Towards this end, I was able to use the fact that $\text{diam}(\phi([0,1]^d))\le \text{diam}([0,1]^m)=1$, $\left|\frac{\partial\phi_j}{\partial x_i}\right|=\pm\frac{\partial\phi_j}{\partial x_i}$, the fundamental Calculus, and Fubini's Theorem to show that $$\int_{[0,1]^d}\left|\frac{\partial\phi_j}{\partial x_i}\right|\le 1.$$
Using the subadditivity of the square root, this is enough to show that, in the case $d=1$, $$\mathcal{H}^1(\phi([0,1]))\le \sqrt{m}.$$
The problem is that for $d>1$ the determinant results in terms of order $\left(\frac{\partial \phi_{j_1}}{\partial x_{i_1}}\right)\cdots\left(\frac{\partial \phi_{j_d}}{\partial x_{i_d}}\right)$ which need not be integrable. I cannot use Haddamard's inequality to bound the determinant by only using the $L^1$ norms of the partials because $\int_{[0,1]^d}\left(|f|^n\right)$ is not bounded by $\left(\int_{[0,1]^d}|f|\right)^n$ for general $f\in L^1([0,1]^d)$.
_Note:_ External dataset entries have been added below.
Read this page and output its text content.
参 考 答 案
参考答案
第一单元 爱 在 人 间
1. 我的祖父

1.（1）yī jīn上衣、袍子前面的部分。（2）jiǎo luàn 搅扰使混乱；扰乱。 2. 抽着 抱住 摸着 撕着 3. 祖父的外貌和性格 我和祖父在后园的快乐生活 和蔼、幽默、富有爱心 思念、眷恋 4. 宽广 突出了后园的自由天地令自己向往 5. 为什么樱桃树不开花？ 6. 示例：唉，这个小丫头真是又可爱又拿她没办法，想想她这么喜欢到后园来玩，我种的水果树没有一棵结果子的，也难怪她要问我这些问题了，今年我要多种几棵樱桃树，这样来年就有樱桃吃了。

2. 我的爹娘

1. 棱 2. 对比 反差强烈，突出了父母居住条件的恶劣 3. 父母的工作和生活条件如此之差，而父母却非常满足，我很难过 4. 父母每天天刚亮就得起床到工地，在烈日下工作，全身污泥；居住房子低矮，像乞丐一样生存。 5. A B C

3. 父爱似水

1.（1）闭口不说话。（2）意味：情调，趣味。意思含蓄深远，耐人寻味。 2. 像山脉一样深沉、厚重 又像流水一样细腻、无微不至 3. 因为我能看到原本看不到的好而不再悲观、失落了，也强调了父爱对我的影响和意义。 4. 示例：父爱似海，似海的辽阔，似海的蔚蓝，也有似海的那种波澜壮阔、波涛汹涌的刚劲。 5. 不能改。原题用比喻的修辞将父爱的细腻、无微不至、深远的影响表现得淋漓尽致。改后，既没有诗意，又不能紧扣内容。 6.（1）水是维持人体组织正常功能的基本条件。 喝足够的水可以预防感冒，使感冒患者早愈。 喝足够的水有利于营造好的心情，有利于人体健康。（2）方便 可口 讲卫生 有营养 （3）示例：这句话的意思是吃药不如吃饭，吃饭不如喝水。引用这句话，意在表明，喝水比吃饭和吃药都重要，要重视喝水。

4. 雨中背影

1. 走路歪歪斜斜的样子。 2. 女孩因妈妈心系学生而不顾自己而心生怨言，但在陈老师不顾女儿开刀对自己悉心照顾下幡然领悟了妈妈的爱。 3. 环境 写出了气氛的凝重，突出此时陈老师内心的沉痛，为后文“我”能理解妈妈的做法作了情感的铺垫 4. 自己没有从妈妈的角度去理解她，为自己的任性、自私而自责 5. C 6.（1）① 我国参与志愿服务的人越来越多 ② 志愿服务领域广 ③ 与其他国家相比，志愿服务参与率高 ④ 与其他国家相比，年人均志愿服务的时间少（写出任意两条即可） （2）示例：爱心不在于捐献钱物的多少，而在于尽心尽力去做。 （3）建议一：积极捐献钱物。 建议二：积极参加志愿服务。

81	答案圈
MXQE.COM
I believe that the result is still true due to cancellations of "bad" mixed terms when computing the determinant in the specific examples I tried. I know that these cancellations do not occur when computing $\det(A^TA)$ for a general matrix $A$ with entries of bounded $L^1$ norm, so it must somehow use that $\nabla\phi$ is a Jacobian of a map.
I tried to establish a bound for the measure of $\phi([0,1]^d)$ in terms of the $L^1$ norm of $\nabla\phi$ in this question, but I now believe that might not be the best approach.
I am wondering if there is a bound for $\mathcal{H}^d(\phi([0,1]^d))$ in terms of only $m$ and $d$ and how to derive that bound.